What did @onehottrail actually say?
The creator claims that LabCorp falsely elevated free testosterone readings on a specific test, and that this same error fooled carnivore diet advocate Paul Saladino into crediting his diet for "unnatural levels" of free testosterone. To prove it, the creator ran two tests 20 minutes apart, one at LabCorp and one at Quest, and found significantly different results. He also notes that Derek's supplement company (More Plates More Dates) pulled the specific test from its website entirely.
To the creator's credit, he opens by refusing to monetize the confusion. "All you have to do is give me your money is what I would say if I didn't have any morals," he says, then pivots to explaining the actual problem. That's a decent way to frame a legitimate concern about lab accuracy. Whether the underlying science holds up is a different question.
Does the science back this up?
Yes, actually, in meaningful ways. Free testosterone measurement is a genuinely contested area of clinical lab science, and the specific test the creator is referencing is almost certainly the analog immunoassay method, which has a well-documented accuracy problem.
The Endocrine Society published a position statement as far back as 2007 (Rosner et al., Journal of Clinical Endocrinology and Metabolism) explicitly stating that direct analog immunoassays for free testosterone are unreliable and should not be used clinically. The gold standard is equilibrium dialysis, which is what both LabCorp and Quest offer under specific test codes, but the two labs can still return different values depending on which dialysis protocol and mass spectrometry pipeline they run. A 2019 analysis by Travison et al. in the Journal of Clinical Endocrinology and Metabolism found meaningful inter-laboratory variation even between accredited labs using similar methods.
So the claim that a specific LabCorp test inflated free testosterone compared to Quest or compared to a calculated free testosterone formula is scientifically plausible. It is not a fringe position.
What did they get wrong (or right)?
The creator gets the core lab science right. Analog immunoassays are garbage for free testosterone, and inter-lab variation is real. Full credit there.
Where it gets murkier is the leap to "falsely elevated." Two tests taken 20 minutes apart on the same person is not a controlled study. Testosterone is pulsatile, meaning levels fluctuate throughout the day in short bursts driven by luteinizing hormone pulses. A 20-minute gap could introduce real biological variation, not just analytical error. Without knowing which specific LabCorp test code was used, whether it was the analog immunoassay or an equilibrium dialysis method, the comparison is hard to evaluate precisely.
The Paul Saladino example is compelling anecdote but still anecdote. There is no published data on Saladino's labs, and crediting a carnivore diet for high free testosterone has no solid mechanistic support in the literature. But the conclusion that his numbers were a lab artifact is not proven, just inferred. The creator presents it as settled. It is not.
The point about Derek's company pulling the test is circumstantial evidence, not confirmation. Companies remove products for many reasons.
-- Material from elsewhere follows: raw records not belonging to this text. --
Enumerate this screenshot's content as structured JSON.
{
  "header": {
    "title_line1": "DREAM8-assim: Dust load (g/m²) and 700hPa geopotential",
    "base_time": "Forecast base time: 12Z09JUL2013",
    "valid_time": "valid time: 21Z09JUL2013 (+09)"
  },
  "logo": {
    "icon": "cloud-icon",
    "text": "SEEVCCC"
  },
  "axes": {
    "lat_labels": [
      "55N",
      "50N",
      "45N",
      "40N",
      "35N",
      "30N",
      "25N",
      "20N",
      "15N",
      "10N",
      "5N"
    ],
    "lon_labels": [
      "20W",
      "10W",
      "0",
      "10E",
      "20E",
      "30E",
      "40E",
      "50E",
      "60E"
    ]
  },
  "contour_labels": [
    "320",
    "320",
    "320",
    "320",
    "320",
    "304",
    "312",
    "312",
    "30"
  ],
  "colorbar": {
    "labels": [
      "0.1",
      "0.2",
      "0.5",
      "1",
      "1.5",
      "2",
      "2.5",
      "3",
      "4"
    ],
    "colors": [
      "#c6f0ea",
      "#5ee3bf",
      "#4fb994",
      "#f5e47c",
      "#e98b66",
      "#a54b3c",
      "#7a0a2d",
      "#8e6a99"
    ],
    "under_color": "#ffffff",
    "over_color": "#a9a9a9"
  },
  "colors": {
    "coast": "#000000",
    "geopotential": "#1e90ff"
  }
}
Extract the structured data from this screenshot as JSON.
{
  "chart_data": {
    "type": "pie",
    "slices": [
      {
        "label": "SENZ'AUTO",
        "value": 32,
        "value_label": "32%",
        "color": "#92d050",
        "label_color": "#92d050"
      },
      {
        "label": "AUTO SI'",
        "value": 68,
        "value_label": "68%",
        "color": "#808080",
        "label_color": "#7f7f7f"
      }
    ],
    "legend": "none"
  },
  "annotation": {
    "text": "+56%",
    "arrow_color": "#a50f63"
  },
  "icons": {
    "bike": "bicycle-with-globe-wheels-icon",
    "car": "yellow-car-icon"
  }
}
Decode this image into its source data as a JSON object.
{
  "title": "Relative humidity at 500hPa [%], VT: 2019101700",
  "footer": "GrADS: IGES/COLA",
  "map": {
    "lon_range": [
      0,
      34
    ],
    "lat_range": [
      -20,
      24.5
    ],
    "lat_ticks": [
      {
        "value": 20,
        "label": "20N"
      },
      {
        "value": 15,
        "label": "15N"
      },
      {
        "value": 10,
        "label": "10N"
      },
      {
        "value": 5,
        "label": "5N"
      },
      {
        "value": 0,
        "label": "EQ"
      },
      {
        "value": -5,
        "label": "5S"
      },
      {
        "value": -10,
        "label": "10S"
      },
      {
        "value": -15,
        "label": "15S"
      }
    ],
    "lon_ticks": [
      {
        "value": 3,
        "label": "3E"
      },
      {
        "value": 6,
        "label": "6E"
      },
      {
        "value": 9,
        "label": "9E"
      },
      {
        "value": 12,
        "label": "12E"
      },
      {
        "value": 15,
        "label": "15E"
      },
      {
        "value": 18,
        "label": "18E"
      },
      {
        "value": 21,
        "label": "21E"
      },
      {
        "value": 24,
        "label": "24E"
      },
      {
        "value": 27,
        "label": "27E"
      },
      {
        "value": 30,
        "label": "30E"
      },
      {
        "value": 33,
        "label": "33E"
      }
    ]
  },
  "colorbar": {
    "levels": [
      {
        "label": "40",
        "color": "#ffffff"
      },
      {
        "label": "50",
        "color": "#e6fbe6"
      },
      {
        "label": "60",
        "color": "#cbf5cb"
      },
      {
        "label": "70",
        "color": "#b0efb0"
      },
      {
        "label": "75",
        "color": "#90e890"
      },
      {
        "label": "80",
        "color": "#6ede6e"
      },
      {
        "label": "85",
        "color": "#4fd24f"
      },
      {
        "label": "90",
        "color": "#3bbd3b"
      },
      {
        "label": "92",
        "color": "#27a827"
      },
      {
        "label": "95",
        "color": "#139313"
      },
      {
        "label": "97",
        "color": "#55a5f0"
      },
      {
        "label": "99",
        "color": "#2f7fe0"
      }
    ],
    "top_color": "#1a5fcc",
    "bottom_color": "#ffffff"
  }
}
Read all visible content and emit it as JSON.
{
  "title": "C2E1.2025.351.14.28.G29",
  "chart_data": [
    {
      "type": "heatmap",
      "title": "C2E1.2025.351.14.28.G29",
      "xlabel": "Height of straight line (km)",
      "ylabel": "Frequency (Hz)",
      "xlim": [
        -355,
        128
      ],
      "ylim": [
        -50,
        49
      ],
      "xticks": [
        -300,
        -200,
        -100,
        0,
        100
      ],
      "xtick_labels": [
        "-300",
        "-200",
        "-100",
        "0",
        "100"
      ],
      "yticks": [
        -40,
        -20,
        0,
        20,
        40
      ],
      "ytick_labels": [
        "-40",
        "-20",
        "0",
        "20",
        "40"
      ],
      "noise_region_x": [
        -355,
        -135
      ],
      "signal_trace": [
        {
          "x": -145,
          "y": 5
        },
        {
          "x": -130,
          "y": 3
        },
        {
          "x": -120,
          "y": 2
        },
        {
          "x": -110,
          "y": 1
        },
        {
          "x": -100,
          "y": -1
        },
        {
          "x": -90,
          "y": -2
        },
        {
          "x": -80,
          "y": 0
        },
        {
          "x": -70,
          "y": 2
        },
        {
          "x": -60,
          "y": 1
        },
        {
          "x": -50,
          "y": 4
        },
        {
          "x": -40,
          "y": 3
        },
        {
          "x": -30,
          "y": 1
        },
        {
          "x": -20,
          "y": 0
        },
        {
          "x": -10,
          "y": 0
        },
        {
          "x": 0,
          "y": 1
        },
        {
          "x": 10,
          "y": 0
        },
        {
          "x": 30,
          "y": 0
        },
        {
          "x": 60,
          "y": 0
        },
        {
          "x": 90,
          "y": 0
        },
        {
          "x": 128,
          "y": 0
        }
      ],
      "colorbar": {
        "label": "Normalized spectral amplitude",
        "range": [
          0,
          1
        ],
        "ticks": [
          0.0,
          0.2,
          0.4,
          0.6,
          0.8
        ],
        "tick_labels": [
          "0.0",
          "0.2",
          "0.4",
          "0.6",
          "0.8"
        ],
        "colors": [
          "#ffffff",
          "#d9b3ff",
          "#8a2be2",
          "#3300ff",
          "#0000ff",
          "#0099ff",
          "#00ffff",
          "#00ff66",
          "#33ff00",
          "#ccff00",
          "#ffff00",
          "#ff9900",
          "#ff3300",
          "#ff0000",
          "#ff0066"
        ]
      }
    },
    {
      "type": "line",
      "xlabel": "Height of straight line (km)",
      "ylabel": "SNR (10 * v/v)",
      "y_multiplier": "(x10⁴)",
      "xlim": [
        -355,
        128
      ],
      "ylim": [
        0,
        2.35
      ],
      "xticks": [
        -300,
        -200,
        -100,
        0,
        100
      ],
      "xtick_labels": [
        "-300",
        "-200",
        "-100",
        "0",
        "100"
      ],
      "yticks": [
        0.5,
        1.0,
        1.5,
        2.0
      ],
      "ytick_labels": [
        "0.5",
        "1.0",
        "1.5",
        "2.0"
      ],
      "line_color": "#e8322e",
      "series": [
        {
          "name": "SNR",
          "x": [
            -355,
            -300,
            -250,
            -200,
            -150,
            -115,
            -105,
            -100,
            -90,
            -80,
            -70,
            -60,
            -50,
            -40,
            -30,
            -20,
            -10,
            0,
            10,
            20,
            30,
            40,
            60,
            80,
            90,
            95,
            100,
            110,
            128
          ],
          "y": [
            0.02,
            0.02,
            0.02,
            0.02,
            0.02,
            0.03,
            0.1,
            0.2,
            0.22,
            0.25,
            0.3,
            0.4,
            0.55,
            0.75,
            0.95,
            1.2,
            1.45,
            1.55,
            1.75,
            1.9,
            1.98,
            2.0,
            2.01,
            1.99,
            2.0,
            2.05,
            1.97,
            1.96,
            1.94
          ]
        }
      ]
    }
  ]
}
What should you actually know?
If you are tracking testosterone for any clinical reason, the method used to measure free testosterone matters enormously. Equilibrium dialysis paired with mass spectrometry is the reference standard. Calculated free testosterone using total testosterone, sex hormone-binding globulin, and albumin is a reasonable second option, which is exactly what the creator demonstrates in the video.
Quest and LabCorp use different reference ranges and different internal protocols, so comparing absolute numbers across labs without knowing the methodology is not straightforward. If your free testosterone result looks unusually high or low, the right move is to ask your provider which specific test code was ordered, and whether it was analog immunoassay or equilibrium dialysis.
For anyone on a telehealth platform getting hormone panels ordered, this matters practically. A falsely elevated free testosterone could mask hypogonadism. A falsely low result could lead to unnecessary treatment. Neither outcome is harmless. Always ask for the test methodology, not just the number.